What I Love: a writing task inspired by The Secret Life of Bees by Sue Monk Kidd

I start by showing the students the book and asking them to guess what they think it might be about. Then I tell students a brief summary of the story. I try to engage students because the summary is a little bit long. I ask if any of them have been to the South, and if so to explain how things are different there. We talk a little about Mary and if any of them have ever seen a Black Madonna. Please omit or summarize as you see necessary.

Summary:

This book is told from the first person point of view of a girl named Lily. She’s about 14 years old and already she’s had a pretty tough life. Her mother died when she was really young, before she really had memories, so there is this mystery surrounding how her mother died. Lily only remembers that there was a gun and it went off, so she has this guilt about her mother’s death and thinks, on some level, that it is her fault. Lily is living with her dad and their maid, an African-American woman named Rosaleen. This book is set in the south in 1964 which was a pretty crazy time. The Civil Rights Act has just passed and Rosaleen decides she is going to vote. This could be dangerous for Rosaleen so Lily decides to go with her. They get into some trouble though and Rosaleen ends up in jail. Lily helps Rosaleen escape and the two of them run away.

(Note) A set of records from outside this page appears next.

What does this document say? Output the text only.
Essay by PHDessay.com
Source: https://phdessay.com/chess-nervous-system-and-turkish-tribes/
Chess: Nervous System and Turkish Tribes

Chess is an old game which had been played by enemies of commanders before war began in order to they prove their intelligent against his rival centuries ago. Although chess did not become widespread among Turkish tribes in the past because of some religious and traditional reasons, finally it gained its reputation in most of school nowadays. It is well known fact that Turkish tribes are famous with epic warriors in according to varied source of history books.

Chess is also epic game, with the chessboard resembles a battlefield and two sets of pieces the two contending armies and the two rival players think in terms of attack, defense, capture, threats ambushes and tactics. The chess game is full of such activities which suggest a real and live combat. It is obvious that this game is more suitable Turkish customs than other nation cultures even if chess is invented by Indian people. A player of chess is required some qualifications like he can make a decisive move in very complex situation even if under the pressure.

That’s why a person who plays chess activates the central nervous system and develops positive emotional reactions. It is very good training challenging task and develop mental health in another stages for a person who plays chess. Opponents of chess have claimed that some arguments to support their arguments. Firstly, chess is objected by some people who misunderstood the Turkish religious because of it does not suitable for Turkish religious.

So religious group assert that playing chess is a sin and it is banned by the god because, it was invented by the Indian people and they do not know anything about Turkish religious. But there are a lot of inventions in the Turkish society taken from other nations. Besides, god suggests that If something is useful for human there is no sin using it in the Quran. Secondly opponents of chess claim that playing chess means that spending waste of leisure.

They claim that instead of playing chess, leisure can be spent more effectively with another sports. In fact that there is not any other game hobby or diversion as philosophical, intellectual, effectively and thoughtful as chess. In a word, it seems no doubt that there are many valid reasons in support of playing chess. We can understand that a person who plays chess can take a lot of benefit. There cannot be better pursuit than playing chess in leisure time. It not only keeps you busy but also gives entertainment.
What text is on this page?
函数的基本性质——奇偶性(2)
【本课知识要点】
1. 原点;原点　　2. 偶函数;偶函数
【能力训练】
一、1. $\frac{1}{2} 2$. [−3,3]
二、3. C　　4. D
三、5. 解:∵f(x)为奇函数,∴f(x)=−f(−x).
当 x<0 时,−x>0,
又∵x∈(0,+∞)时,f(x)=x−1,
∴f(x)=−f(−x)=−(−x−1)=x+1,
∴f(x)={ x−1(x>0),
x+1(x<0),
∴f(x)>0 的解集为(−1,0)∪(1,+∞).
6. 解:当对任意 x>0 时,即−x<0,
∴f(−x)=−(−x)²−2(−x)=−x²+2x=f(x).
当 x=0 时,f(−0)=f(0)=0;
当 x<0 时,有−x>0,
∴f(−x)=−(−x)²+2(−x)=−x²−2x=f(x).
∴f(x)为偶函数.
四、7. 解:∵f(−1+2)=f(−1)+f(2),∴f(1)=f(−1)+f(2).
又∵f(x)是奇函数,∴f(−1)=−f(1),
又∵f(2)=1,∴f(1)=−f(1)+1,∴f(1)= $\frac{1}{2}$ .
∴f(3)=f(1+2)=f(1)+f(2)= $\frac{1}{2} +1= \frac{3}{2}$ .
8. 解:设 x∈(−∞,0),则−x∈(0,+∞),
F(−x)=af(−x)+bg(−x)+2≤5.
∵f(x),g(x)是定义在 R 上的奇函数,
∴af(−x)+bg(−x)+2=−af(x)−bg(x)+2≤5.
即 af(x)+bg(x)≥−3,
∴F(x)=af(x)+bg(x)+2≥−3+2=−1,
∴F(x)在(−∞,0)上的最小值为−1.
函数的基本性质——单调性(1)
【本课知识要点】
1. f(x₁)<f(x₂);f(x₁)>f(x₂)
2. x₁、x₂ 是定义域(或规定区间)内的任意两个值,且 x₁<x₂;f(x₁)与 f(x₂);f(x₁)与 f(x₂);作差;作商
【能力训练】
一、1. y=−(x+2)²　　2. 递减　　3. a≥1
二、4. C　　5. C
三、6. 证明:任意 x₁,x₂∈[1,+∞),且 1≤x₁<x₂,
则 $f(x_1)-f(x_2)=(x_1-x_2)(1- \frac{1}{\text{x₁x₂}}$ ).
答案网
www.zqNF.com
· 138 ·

Now Lily hardly remembers her mother and she has only has a few things of her mother’s. She has a photograph of her mom leaning against this old car, she has a pair of white gloves, and she has this wooden picture of a Black Madonna (a Black depiction of the Virgin Mary). On the back of this picture it says Tiburon, South Carolina. So, when Lily and Rosaleen run away, they decide to go to Tiburon, South Carolina. That’s where they meet the month sisters: August, May and June. These three black women live on a honey farm and they take in Lily and Rosaleen. Lily and Rosaleen work with the sisters on the honey farm and this scene takes place after Lily has been there a while. She’s having this conversation with May about the Black Madonna, it’s the picture the sisters glue onto every jar of honey.

I read through the passage or you could have students read it aloud or silently. Then ask: What does Lily say she loves? After this I move right into asking students to write about what they love. This can take any form, a list a paragraph, etc. We then share a few out and this is our pre-writing activity for this writing task. Over the nest few days we revise the work, write a second draft and then put together a publication of what the class loves.

Let me know if you want me to model this or team-teach the lesson/writing process with your class.

Noriko

Excerpt from The Secret Life of Bees by Sue Monk Kidd

“I hope you don’t take this the wrong way,” I said. “But I never thought of the Virgin Mary being colored until I saw this picture.”

“A dark-faced Mary is not as unusual as you think,” August said. “There are hundreds of them over in Europe, places like France and Spain. The one we put on our honey is old as the hills. She’s the Black Madonna of Breznichar in Bohemia.”

“How did you learn about all that?” I asked.

She rested her hands and smiled, like this had dredged up a sweet, long-long memory. “I guess I would have to say it started with my mother’s prayer cards. She used to collect them, the way good Catholics did back then—you know, those cards with pictures of saints on them. She’d trade them like little boys traded baseball cards… I used to love to play with her cards, especially the Black Madonnas. Then, when I went off to school, I read everything I could about them. That’s how I found out about the Black Madonna of Breznichar in Bohemia.”

I tried to say Breznichar, but it didn’t come out right. “Well, I can’t say her name, but I love her picture.” I swiped the back of the label and watched August fix it on the jar, then fasten the second label beneath it as if she’d done this ten thousand times.

“What else do you love, Lily?”

No one had ever asked me this before. What did I love? Right off the bat I wanted to say I loved the picture of my mother, how she was leaning against the car with her hair looking just like mine, plus her gloves and her picture of the black Mary with the unpronounceable name, but I had to swallow that back.

I said, “Well, I love Rosaleen, and I love writing stories and poems—just give me something to write about and I will love it.” After that, I really had to think.

I said, “This may be silly, but after school I love Coca-Cola with salted peanuts poured into the bottle. And when I’m finished with it, I love turning the bottle upside down to see where it came from…

“And I love the color blue—the real bright blue like the hat May had on at the Daughters of Mary meeting. And since coming here, I’ve learned to love bees and honey.” I wanted to add, And you, I love you, but I felt too awkward.

“Did you know there are thirty-two names for love in one of the Eskimo languages?” August said. “And we just have this one. We are so limited, you have to use the same word for loving Rosaleen as you do for loving a Coke with peanuts. Isn’t that a shame we don’t have more ways to say it(138-141)?”